If you think you know how surfers think, talk and act, think again. Those gilded boys and girls grow up — and some of them even mature into full-fledged writers. A lucky few break away from genre writing to achieve mainstream success, while others produce beloved cult classics. These books about surfing deserve to be widely read for their insight into surfing and the human condition, proving that a surfboard is more than a vehicle for hedonistic fun.
Surfing with style and writing stylishly about surfing requires two distinct skill sets that few people possess. William Finnegan's surf memoir "Barbarian Days" exceeds expectations on both counts. In line after line of evocative prose, he defines a sport that defies easy description, making the difficult look effortless.
As a staff writer for The New Yorker, Finnegan proved adept at covering all manner of political crises. All the while, he also chased waves to the far-flung corners of the world, to locations both exotic and at times dangerous. Along the way, he unlocked the mysteries of wave riding, reveling in the self-confidence that comes with riding challenging waves. Members of the tribe will hoot in appreciation, as wave after wave unfurls across the printed page. The uninitiated will begin to question their life choices.

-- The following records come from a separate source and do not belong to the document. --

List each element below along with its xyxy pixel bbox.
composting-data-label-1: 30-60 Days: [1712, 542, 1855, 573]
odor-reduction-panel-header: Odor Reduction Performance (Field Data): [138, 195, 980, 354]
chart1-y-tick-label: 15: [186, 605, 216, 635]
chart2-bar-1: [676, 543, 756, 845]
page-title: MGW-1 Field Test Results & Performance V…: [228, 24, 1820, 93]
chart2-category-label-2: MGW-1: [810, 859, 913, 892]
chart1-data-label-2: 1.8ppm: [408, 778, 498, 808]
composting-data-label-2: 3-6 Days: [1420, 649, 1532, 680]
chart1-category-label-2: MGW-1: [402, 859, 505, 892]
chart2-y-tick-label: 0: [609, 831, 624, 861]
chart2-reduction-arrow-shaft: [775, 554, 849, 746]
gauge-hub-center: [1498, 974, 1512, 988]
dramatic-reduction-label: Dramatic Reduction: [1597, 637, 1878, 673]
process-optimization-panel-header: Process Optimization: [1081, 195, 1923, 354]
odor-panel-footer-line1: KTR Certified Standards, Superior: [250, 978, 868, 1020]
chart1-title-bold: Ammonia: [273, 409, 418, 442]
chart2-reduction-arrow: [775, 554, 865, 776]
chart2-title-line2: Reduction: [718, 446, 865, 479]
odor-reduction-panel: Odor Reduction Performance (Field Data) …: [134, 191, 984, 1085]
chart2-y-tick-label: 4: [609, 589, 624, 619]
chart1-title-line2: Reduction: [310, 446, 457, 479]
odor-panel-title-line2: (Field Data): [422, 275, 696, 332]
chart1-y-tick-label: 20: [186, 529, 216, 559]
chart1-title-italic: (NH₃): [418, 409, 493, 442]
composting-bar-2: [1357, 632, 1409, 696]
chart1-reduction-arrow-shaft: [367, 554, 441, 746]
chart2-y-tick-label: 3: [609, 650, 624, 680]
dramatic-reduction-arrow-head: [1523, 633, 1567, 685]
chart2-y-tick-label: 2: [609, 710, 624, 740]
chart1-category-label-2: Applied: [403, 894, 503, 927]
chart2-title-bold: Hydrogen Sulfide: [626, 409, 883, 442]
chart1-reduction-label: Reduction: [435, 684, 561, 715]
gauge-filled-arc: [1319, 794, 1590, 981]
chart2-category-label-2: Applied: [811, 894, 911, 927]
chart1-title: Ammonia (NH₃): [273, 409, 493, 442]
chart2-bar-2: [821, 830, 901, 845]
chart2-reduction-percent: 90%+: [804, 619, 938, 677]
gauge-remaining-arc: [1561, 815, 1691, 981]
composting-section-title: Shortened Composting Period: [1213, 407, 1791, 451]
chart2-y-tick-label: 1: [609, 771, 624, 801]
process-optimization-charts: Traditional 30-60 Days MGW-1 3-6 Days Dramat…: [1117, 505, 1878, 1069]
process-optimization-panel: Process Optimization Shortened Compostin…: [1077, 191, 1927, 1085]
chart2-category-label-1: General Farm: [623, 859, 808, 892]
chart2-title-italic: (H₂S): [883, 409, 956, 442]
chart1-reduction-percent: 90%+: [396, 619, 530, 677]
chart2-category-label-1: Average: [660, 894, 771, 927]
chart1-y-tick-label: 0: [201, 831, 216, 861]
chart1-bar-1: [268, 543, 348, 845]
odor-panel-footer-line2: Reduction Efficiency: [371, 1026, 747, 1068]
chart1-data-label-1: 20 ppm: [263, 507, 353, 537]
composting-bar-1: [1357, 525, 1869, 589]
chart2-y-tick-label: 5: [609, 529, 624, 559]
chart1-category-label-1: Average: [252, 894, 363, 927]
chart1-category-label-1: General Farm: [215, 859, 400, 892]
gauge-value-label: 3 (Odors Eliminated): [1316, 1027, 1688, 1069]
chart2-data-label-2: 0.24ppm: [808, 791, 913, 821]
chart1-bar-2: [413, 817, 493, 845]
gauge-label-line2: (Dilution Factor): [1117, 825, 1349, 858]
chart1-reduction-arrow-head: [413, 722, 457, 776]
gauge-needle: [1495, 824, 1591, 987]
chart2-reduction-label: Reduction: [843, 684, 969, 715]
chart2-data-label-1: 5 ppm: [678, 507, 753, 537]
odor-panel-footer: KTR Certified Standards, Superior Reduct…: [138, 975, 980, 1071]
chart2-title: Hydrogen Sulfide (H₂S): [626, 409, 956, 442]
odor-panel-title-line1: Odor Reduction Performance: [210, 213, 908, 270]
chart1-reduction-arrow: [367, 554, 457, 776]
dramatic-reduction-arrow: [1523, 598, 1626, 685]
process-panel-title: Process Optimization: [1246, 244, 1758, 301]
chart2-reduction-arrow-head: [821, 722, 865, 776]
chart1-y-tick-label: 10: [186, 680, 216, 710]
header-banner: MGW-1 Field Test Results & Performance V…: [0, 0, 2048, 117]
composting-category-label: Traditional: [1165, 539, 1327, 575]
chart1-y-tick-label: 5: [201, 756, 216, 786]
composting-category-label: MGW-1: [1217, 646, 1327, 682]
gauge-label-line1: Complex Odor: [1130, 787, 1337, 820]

Few novelists capture the menacing undercurrents that pervade faded California beach towns better than Kem Nunn. Published in 1984, "Tapping the Source" is the first of three "surf noir" novels to explore the seamier side of beach culture. Each book contains flawed, often dangerous, characters one or two missteps away from infinite regret, if not fatal consequences.
Ike Tucker, the adolescent protagonist of the first novel, ventures west to Southern California in search of answers about his missing, presumed dead, sister. The dark novel pits the ugliness and immorality of Huntington Beach against the backdrop of the Pacific Ocean and the beauty of surfing.
If Paulo Coehlo married a mermaid, the offspring would be Jamial Yogis. A rebellious teen too fond of drugs and alcohol, the author ventures into the world in search of himself. In the process, he matures into a contemplative adult, who though his dedication to surfing and his pursuit of enlightenment becomes a consummate waterman. Part self-help guide, part surf-fueled odyssey, "Saltwater Buddha" dives deep into the mechanics and metaphysics of wave riding. His tribute to Ocean Beach, San Francisco and parts beyond recounts his search for meaning, both in and out of the water.
Allan Weisbecker explores dark side of the expat experience in a memoir of friendship and heartbreak that is best described as "The Heart of Darkness" with long boards. Two buddies from Long Island embark on a career trafficking drugs to feed a surf habit. The booming trade enables the risk-taking duo to chase waves around the world. One transforms his experience into a searing autobiography, and the other slips into the jungle of a remote Central American rainforest. The book recounts the Weisbecker’s two-yearlong quest down the coast of Mexico and Central America to find a man known by the moniker Captain Zero. What he actually describes is his own vanishing, and his own efforts to come back from the abyss.
Surfing is an ancient Hawaiian practice that has morphed into a global sport. How did that happen? Moore contends the ancient pastime is as American as jazz and baseball, held aloft by the forces of commerce and globalization. Predating World War II, surfers flattened the distances between global capitals and remote reefs in their pursuit of great waves. Moore follows in the tracks of the seekers and the slackers that gave rise to the surf scene in Munich, Cuba and Israel. Along the way, he interviews founding members of the tribe to get their take on what surfing is and what it has become.